Max Eberl i Vincent Kompany spotkali się z dziennikarzami przed meczem z Borussią Moenchengladbach. Było o emocjach, planach, przyszłości Sane i pożegnaniu Müllera. Oto najciekawsze fragmenty konferencji.
Kompany o przygotowaniach po zapewnieniu mistrzostwa
– Ten tydzień wyglądał jak każdy inny. Przygotowywaliśmy się, bo to dla nas ważny mecz. Nie mamy mniej presji, mimo że tytuł jest już nasz. Chcemy wygrać ten mecz. To ostatnie spotkanie Thomasa Muellera na Allianz Arenie. To święto dla wszystkich. Chcemy przeżyć idealną sobotę. Ale zadanie będzie trudne, rywal to solidna drużyna.
REKLAMA
Na pytanie, jak emocjonalny będzie jutrzejszy dzień
– To na pewno będą ogromne emocje. Nie wiem, czy większe dla Thomasa, czy dla ludzi wokół. Takie chwile są wyjątkowe, sam tego doświadczyłem. Thomas wciąż jest wojownikiem i zawsze chce coś udowodnić. Ma wyjątkową relację z kibicami.

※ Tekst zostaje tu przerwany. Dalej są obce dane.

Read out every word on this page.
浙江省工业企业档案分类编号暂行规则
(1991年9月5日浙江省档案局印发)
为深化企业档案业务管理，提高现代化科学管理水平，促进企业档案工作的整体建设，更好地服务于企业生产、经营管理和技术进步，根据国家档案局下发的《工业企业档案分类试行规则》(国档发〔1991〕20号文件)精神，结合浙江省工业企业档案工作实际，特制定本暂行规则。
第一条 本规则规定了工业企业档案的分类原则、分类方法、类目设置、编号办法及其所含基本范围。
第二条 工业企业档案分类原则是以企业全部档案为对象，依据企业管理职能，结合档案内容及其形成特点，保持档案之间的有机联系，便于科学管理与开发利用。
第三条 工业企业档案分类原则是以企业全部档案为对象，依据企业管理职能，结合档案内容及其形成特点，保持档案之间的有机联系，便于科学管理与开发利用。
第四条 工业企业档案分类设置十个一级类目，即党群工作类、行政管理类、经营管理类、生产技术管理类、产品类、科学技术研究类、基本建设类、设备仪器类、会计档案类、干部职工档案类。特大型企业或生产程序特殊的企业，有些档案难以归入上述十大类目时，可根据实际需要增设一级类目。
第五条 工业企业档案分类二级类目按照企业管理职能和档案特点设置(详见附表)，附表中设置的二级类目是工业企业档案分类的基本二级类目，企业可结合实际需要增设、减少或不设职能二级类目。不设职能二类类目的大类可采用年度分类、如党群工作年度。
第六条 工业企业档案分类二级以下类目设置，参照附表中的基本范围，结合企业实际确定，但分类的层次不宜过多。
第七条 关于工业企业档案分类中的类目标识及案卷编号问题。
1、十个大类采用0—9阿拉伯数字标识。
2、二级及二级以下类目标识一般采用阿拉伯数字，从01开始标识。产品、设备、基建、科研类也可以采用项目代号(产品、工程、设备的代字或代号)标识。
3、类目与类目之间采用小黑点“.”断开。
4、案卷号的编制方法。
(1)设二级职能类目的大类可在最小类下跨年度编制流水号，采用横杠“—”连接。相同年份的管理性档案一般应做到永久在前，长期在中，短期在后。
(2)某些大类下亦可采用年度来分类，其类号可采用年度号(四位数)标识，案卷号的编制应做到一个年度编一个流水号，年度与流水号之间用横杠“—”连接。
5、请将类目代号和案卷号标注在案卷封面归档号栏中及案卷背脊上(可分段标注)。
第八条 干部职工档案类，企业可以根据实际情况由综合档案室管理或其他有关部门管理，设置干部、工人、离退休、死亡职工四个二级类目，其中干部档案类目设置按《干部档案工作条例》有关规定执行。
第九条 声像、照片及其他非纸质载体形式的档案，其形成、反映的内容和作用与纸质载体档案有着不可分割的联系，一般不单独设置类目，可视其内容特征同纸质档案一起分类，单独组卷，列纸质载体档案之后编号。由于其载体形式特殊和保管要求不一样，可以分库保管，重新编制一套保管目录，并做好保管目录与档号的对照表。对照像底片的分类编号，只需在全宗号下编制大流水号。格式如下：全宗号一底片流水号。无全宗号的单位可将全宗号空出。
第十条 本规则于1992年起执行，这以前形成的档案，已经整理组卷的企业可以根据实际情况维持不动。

Kompany o ceremonii wręczenia trofeum
– Nie wiem, kto dokładnie odbierze puchar. Dla mnie najważniejsze, że trofeum trafi do Bayernu i zostanie tutaj. Zaplanowałem tylko sam mecz i nie wiem, co będzie dalej. Jeśli wszystko pójdzie dobrze, to jutro zobaczymy Manuela Neuera.
Belg o Sane
– Najważniejsza jest strona sportowa. Rozmawialiśmy o tym, co planuję na przyszły sezon. Poza tym się nie mieszam. Rozumiem, że piłkarz ma swoje przemyślenia, a to ważny moment w jego życiu. Dla mnie kluczowe jest to, że chłopaki dają z siebie wszystko na boisku i Leroy to robi.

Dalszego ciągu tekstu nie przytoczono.